Publicité comportementale : base légale contractuelle ?

Le 6 octobre 2021, la DPC, l’autorité de contrôle irlandaise de la réglementation sur les données personnelles, a soumis à ses homologues européens un projet de décision à l’encontre de Facebook sur la publicité comportementale [1].

Elle validerait la possibilité de fonder un traitement de publicité comportementale sur l’exécution d’un contrat. Ce sans requérir le consentement des personnes visées.

Si ce projet était confirmé, il pourrait constituer une opportunité. Toute entreprise souhaitant rémunérer son activité sur la publicité comportementale proposée à ses utilisateurs.

Ce projet de décision est l’occasion de revenir sur plusieurs principes du RGPD. Et de rappeler le cadre du traitement de données dans un but de publicité comportementale.

Publicité comportementale : genèse de l’affaire

Depuis sa création Facebook collecte et traite un nombre important de données personnelles de ses utilisateurs. En particulier l’ensemble des informations renseignées en complétant son profil : civilité, nom, âge, intérêts, religion, appartenance politique.

Facebook se rémunère en partie grâce à la publicité comportementale fournie à ses utilisateurs. Ce en fonction des données qu’ils ont renseignées.

Dans la nuit du 24 au 25 mai 2018, jour d’entrée en vigueur du RGPD, Facebook a modifié ses conditions générales d’utilisation (CGU).

Avant cette date, les traitements des données personnelles de ses utilisateurs mis en œuvre par Facebook afin de leur proposer de la publicité comportementale, étaient fondés sur le consentement desdits utilisateurs.

Au matin du 25 mai 2018, ils étaient désormais fondés sur l’exécution du contrat liant chaque utilisateur à Facebook : les CGU.

Max Schrems, un activiste autrichien à la tête de l’ONG NYOB (None Of Your Business) a vu rouge. Il a immédiatement déposé plainte auprès de l’autorité de contrôle autrichienne, la Datenschutzbehörde.

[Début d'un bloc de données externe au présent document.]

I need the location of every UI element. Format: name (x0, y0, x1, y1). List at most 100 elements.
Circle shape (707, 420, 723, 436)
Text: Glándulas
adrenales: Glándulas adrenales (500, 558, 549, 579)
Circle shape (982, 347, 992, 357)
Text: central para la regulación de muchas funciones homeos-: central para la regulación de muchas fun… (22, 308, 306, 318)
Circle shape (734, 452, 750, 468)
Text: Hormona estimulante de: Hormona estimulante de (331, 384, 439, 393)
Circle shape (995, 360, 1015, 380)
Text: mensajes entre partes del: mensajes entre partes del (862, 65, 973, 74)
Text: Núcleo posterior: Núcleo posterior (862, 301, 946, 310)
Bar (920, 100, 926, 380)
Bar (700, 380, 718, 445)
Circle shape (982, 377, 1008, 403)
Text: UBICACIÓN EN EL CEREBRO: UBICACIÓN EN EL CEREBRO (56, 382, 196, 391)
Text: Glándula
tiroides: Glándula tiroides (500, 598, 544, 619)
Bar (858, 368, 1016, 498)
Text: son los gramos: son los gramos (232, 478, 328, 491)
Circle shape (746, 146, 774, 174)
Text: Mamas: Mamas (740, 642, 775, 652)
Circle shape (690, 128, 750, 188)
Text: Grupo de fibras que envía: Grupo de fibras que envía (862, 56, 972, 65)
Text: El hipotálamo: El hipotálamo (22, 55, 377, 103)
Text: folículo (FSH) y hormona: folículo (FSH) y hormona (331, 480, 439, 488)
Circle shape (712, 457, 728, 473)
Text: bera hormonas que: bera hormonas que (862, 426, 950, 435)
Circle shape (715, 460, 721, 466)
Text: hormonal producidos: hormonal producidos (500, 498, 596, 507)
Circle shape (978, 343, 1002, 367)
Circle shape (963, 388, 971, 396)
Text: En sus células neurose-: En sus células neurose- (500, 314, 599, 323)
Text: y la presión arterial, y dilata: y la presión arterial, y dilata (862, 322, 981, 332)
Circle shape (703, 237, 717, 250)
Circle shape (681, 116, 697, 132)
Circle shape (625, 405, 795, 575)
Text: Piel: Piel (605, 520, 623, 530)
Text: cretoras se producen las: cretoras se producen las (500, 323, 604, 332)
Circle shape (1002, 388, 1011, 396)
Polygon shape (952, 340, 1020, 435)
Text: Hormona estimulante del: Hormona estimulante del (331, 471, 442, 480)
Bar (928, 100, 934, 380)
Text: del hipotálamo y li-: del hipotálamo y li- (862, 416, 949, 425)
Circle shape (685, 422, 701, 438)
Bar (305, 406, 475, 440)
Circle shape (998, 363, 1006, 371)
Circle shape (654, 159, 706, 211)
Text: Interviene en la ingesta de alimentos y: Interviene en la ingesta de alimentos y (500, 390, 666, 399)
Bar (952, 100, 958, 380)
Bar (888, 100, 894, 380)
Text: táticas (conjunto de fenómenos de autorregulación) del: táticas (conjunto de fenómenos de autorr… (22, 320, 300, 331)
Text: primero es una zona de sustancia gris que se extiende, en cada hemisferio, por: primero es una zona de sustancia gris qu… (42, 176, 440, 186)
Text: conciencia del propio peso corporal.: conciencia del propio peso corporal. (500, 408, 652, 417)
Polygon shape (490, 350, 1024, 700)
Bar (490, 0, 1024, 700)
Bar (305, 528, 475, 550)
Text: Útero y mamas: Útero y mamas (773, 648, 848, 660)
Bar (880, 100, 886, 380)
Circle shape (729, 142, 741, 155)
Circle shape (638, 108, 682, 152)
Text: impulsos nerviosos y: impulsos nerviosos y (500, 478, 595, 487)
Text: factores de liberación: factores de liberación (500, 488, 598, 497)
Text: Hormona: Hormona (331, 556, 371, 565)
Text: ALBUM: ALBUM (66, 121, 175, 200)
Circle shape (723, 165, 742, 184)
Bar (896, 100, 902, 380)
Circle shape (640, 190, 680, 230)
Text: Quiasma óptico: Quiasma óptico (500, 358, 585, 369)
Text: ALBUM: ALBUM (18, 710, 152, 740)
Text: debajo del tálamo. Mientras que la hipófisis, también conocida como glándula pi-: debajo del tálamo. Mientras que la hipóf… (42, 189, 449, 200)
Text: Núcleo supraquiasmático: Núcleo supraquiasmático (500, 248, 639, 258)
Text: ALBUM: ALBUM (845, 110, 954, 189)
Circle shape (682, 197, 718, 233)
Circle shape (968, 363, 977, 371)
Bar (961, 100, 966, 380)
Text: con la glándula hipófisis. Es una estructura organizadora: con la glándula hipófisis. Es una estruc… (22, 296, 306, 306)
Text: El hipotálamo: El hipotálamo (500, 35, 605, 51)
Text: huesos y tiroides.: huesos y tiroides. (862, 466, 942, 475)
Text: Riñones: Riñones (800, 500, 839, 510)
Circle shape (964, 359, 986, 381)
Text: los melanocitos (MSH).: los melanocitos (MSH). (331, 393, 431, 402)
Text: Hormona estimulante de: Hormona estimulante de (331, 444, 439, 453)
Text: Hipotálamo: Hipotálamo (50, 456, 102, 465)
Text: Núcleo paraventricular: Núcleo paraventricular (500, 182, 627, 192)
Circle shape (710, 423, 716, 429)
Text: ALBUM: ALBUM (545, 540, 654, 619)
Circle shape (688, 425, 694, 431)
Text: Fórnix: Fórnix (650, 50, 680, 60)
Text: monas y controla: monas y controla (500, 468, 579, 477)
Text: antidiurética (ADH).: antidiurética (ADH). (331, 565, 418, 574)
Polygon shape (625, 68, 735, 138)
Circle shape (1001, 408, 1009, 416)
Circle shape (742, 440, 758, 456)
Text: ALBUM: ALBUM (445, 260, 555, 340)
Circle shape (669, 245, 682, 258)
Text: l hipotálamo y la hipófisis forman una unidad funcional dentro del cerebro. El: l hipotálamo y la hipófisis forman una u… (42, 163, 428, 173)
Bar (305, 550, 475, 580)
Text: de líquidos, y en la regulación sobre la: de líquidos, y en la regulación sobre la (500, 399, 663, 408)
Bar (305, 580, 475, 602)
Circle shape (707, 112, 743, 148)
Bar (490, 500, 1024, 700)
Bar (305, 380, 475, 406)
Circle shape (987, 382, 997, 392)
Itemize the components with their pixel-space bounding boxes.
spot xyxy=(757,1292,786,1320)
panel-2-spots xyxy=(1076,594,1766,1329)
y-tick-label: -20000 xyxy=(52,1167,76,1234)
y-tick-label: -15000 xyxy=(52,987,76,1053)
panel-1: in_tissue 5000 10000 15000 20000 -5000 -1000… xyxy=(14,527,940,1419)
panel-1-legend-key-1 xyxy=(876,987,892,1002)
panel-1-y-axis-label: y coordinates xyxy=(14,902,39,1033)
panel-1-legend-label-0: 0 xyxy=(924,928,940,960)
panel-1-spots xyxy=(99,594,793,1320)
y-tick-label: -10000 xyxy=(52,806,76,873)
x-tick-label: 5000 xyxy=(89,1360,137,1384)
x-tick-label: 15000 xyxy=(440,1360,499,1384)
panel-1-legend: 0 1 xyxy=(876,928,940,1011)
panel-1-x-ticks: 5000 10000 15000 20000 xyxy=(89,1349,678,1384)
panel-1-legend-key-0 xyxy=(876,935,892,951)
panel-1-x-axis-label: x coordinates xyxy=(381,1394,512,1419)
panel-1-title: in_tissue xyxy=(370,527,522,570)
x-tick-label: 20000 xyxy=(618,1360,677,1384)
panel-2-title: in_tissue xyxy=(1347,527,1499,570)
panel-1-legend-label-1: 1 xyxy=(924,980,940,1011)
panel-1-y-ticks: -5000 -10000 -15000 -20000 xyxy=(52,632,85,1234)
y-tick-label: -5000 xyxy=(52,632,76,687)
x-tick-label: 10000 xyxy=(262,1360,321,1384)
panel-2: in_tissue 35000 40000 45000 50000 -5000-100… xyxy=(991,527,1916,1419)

Point sur la réglementation

Pour être licite, tout traitement de données à caractère personnel doit reposer sur une base légale.

L’article 6 RGPD propose six bases légales, notamment : le consentement de la personne concernée et le fait que le traitement soit nécessaire à l’exécution d’un contrat.

Lorsque le traitement concerne des données personnelles dites « sensibles » [2], l’article 9 RGPD propose des bases légales distinctes, parmi lesquelles le consentement explicite (i.e. spécialement pour le traitement de ces données sensibles) mais pas l’exécution d’un contrat.

S’agissant de la base légale de la publicité comportementale, les lignes directrices 2/2019 du CEPD [3], bien que non-contraignantes, sont claires :

« [L’exécution d’un contrat] ne saurait fournir une base juridique pour la publicité comportementale en ligne au simple motif que cette publicité finance indirectement la fourniture du service. »

Réflexions sur le projet de décision de la DPC sur la publicité comportementale

La publicité comportementale est-elle « nécessaire » à l’exécution des CGU de Facebook ?

La DPC répond par l’affirmative, semblant ainsi faire de la résistance au CEPD.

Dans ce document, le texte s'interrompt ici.